Veluvolu K C, Tatinati S, Hong S M, Ang W T
Annu Int Conf IEEE Eng Med Biol Soc. 2013;2013:5075-8. doi: 10.1109/EMBC.2013.6610689.
The performance of surgical robotic devices in real-time mainly depends on phase-delay in sensors and filtering process. A phase delay of 16-20 ms is unavoidable in these robotics procedures due to the presence of hardware low pass filter in sensors and pre-filtering required in later stages of cancellation. To overcome this phase delay, we employ multi-step prediction with band limited multiple Fourier linear combiner (BMFLC) and Autoregressive (AR) methods. Results show that the overall accuracy is improved by 60% for tremor estimation compared to single-step prediction methods in the presence of phase delay.
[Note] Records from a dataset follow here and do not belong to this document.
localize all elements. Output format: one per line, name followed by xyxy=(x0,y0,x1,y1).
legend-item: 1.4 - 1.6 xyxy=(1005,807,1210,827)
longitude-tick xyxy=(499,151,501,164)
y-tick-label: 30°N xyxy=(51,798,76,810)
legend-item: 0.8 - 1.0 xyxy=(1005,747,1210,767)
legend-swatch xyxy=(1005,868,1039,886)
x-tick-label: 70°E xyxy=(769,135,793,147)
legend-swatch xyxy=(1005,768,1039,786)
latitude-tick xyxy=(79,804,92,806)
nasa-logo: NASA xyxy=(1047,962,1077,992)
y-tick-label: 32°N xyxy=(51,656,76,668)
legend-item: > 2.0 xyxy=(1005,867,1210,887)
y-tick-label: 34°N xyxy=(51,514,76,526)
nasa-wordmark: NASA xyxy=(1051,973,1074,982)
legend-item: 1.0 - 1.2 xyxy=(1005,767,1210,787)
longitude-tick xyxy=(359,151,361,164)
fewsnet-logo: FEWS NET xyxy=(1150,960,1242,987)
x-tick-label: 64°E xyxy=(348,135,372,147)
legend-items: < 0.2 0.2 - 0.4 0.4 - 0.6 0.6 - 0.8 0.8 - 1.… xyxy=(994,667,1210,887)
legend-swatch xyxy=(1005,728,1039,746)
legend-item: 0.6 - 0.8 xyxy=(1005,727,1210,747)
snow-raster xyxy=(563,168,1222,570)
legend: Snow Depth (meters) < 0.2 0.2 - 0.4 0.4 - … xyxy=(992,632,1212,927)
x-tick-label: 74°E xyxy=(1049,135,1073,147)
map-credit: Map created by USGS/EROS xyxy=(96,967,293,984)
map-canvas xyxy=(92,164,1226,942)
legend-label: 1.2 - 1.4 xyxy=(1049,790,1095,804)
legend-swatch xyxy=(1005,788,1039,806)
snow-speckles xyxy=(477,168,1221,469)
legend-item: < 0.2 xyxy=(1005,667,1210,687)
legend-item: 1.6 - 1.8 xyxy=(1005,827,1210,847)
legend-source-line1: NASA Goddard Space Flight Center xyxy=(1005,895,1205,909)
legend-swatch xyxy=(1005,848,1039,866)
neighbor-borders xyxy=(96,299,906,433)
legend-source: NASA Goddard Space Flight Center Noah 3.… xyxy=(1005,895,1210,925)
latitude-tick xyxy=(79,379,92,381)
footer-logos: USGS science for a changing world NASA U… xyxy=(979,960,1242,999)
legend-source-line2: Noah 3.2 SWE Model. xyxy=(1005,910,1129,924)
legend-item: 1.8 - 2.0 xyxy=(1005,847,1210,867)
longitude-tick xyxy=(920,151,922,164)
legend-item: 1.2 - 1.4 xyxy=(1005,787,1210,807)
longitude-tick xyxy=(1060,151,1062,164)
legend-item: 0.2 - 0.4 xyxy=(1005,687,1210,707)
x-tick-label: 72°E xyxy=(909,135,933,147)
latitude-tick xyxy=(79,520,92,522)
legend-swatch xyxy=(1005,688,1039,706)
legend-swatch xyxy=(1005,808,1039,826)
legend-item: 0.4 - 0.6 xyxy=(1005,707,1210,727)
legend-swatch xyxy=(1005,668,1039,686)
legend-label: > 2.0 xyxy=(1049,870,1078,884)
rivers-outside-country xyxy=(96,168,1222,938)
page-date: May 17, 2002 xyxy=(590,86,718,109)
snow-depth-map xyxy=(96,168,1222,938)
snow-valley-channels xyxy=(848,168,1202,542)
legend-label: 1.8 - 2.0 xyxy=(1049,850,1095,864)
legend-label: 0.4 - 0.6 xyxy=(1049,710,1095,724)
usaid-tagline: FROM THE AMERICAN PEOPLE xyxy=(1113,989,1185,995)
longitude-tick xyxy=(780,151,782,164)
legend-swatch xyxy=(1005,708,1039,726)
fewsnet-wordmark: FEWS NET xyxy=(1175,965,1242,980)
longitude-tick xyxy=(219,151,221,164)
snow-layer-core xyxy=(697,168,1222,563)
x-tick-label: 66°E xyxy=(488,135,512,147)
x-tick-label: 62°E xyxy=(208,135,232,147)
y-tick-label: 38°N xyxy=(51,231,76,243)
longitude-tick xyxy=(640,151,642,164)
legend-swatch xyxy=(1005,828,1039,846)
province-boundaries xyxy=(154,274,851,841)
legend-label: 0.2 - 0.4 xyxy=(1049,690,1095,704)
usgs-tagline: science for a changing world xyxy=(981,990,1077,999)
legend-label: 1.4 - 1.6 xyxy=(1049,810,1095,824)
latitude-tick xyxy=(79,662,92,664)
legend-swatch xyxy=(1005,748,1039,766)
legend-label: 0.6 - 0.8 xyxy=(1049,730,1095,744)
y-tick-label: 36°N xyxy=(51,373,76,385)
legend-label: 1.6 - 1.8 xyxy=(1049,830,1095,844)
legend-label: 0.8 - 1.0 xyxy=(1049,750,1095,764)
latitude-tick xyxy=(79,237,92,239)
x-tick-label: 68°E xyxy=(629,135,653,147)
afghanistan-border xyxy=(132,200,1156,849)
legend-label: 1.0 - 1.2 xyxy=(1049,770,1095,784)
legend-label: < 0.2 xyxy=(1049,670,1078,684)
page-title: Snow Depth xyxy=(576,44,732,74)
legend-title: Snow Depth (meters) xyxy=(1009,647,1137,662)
Experimental results with the proposed methods for 1-DOF tremor estimation highlight the improvement.
手术机器人设备的实时性能主要取决于传感器和滤波过程中的相位延迟。由于传感器中存在硬件低通滤波器以及在后期消除阶段需要进行预滤波,在这些机器人手术过程中16 - 20毫秒的相位延迟是不可避免的。为了克服这种相位延迟,我们采用了带限多傅里叶线性组合器(BMFLC)和自回归(AR)方法的多步预测。结果表明,在存在相位延迟的情况下,与单步预测方法相比,震颤估计的整体准确率提高了60%。用于一自由度震颤估计的所提方法的实验结果突出了这种改进。